A disponibilidade dessas armas é agravada pelo elemento acrescido de conhecimento técnico. Há vários prestadores de serviços militares e mercenários, que muitas das vezes são ex-soldados de exércitos que já não existem, ou que já não lhes podem pagar. Dessa forma, o seu conhecimento técnico é usado para treinar os compradores das armas na sua utilização e distribuição. O resultado é que muito deste armamento acabam nas mãos de insurgentes treinados, grupos criminosos organizados, terroristas que travam conflitos em diversos locais do mundo (Coates and Pearson-Merkowitz, 2017; Naim, 2006; Salton, 2013).

Quanto à distribuição geográfica, de acordo com o Small Arms Survey – um projeto de investigação independente localizado no Graduate Institute of International Studies em Genebra, na Suíça -, mais de um terço do fornecimento de armas pequenas localiza-se nos Estados Unidos (Small Arms Survey, 2015). O mesmo estudo revela que mais de 200 milhões de armas pequenas são propriedade de cidadãos dos EUA – aproximadamente uma arma por pessoa – e muito mais do que em qualquer outro país ou região do mundo. Algumas destas armas são compradas legalmente nos Estados Unidos e depois, traficadas para o México e outros países, agravando os problemas de violência que aí se vivenciam. Para encontrar mais informação sobre os mercados de armas de fogo e o seu enquadramento legal, por favor consulte as Séries de Módulos Universitários da E4J sobre Armas de Fogo.

 

Desafios e Oportunidades

O problema atual do tráfico ilícito de armas de fogo pode ser sumarizado da seguinte forma: o que se pode fazer para reduzir o fornecimento constante de armas, com grande armazenamento, de baixo custo, que é de difícil controlo e estão a ser fornecidas a grupos de insurgentes bem armados, grupos privados e agentes livres? Uma solução multinacional é claramente necessária, uma vez que as fronteiras nacionais beneficiam os traficantes de armas e vendas de forma impercetível, na medida em que compram para países com o menor número de restrições. Para além disso, as fronteiras nacionais limitam o alcance e a ação das autoridades, enquanto a cooperação internacional exige tempo e parceiros em entreajuda.

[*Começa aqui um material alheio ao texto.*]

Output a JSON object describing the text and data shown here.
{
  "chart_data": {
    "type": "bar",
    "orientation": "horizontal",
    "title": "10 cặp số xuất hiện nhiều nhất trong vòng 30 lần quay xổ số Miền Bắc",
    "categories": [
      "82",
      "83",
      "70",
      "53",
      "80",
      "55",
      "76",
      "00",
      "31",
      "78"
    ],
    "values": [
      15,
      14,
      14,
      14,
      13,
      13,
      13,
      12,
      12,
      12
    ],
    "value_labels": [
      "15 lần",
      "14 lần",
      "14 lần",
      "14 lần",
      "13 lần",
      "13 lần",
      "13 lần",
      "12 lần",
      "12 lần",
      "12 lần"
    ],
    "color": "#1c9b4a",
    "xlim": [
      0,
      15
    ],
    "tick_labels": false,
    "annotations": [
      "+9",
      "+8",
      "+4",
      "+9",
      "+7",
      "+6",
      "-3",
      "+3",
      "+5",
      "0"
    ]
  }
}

O esforço das Nações Unidas para regular o mercado ilícito no tráfico de armas de fogo visa, principalmente, controlar o seu fornecimento. Não obstante, os esforços para reduzir o fornecimento de armas de fogo, são impedidos pelo elevado número de armas que se encontram já em circulação, que frequentemente, sobrevivem aos seus proprietários e aos conflitos armados existentes, sendo vendidas novamente. A venda transnacional de armas é uma ameaça quer para as regiões instáveis, como para qualquer outro país onde as armas possam passar sem serem detetadas. A destruição das pilhas de armas que hajam sido destinadas a utilização militar, é crucial para reduzir o fornecimento de armas disponíveis para venda para compradores e vendedores sem escrúpulos.

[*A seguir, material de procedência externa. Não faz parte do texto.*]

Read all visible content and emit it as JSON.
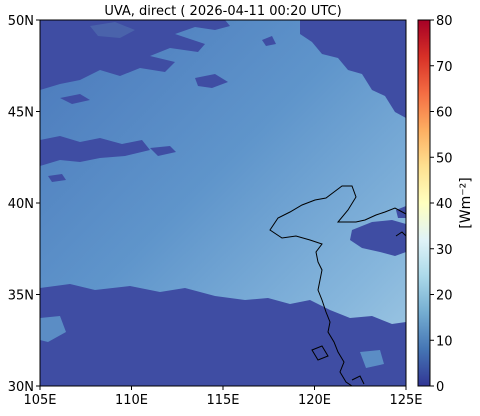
{
  "title": "UVA, direct ( 2026-04-11 00:20 UTC)",
  "map": {
    "lon_range": [
      105,
      125
    ],
    "lat_range": [
      30,
      50
    ],
    "x_ticks": [
      {
        "value": 105,
        "label": "105E"
      },
      {
        "value": 110,
        "label": "110E"
      },
      {
        "value": 115,
        "label": "115E"
      },
      {
        "value": 120,
        "label": "120E"
      },
      {
        "value": 125,
        "label": "125E"
      }
    ],
    "y_ticks": [
      {
        "value": 30,
        "label": "30N"
      },
      {
        "value": 35,
        "label": "35N"
      },
      {
        "value": 40,
        "label": "40N"
      },
      {
        "value": 45,
        "label": "45N"
      },
      {
        "value": 50,
        "label": "50N"
      }
    ]
  },
  "colorbar": {
    "label": "[Wm⁻²]",
    "range": [
      0,
      80
    ],
    "ticks": [
      "0",
      "10",
      "20",
      "30",
      "40",
      "50",
      "60",
      "70",
      "80"
    ],
    "colormap": "RdYlBu_r"
  },
  "colors": {
    "dark_blue": "#3f4da3",
    "field_low": "#4d7ec0",
    "field_high": "#9ec7e0",
    "coastline": "#000000"
  }
}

Tráfico Ilício de Armas de Fogo e os ODSs

Considerando a ameaça que o tráfico de armas de fogo representa para a estabilidade e o desenvolvimento das nações, o Objetivo de Desenvolvimento Sustentável (ODS) 16, dedicado à promoção da paz e de sociedades inclusivas para um desenvolvimento sustentável, explicitamente se refere à importância da redução significativa dos fluxos de armas até 2030 (ODS 16.4). Dada a natureza oculta do comércio ilícito de armas, medir a redução dos fluxos ilegais de armas não é tarefa fácil. Para estabelecer o critério de medição, a Comissão de Estatística da ONU concordou com um indicador para a Meta 16.4 – Indicador 16.4.2 – que se concentra nas armas apreendidas (Comissão de Estatística da ONU, 2016). Daí em diante, a comunidade internacional reconheceu a importância da monotorização dos fluxos ilícitos de armas, e em particular, recolher dados e informações padronizados sobre armas apreendidas, encontradas e entregues.

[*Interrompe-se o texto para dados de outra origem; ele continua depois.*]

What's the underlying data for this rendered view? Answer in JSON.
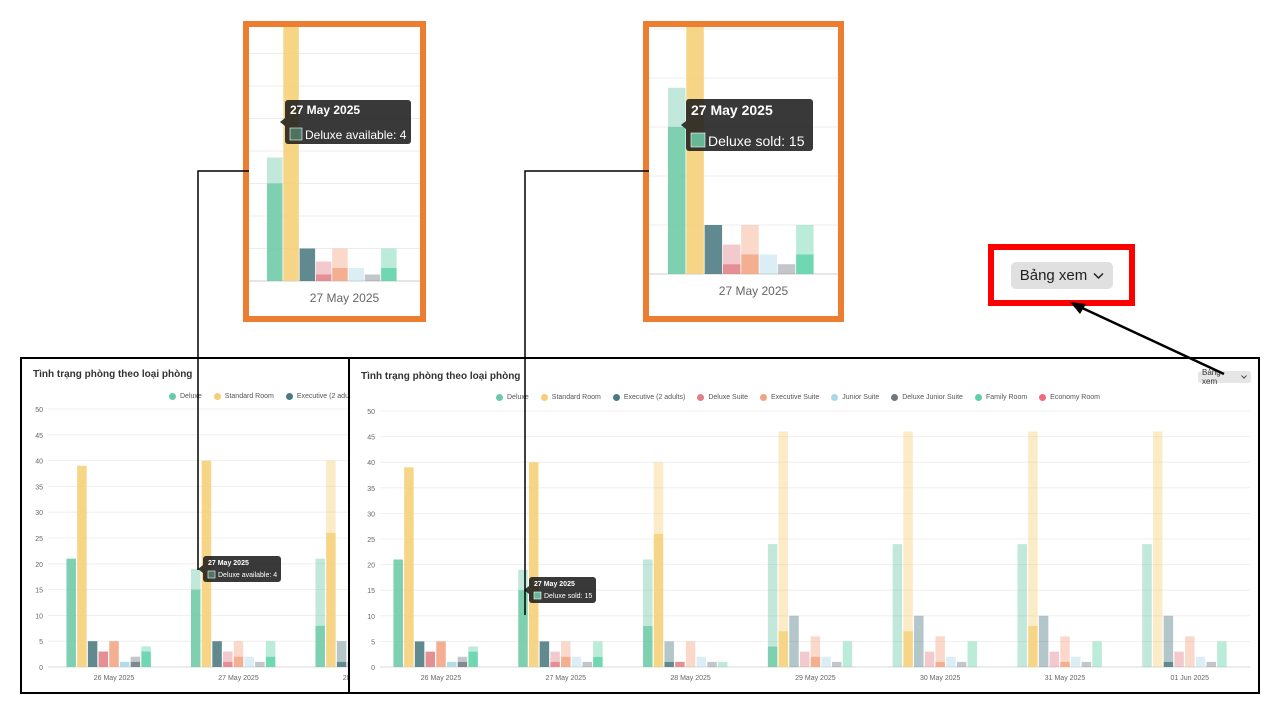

Uma pesquisa da UNODC em 40 países, revelou a necessidade de mudanças nas áreas relativas aos relatórios sobre apreensões de armas de fogo, a sua localização, e os problemas locais de tráfico ilícito de armas de fogo. Para além disso, é necessária formação e desenvolvimento de outras competências para fortalecer os esforços de recolha de dados, e estabelecer oportunidades, de forma regular, para a partilha de informação, dados e boas práticas para a redução do tráfico ilícito de armas de fogo (UNODC, 2015).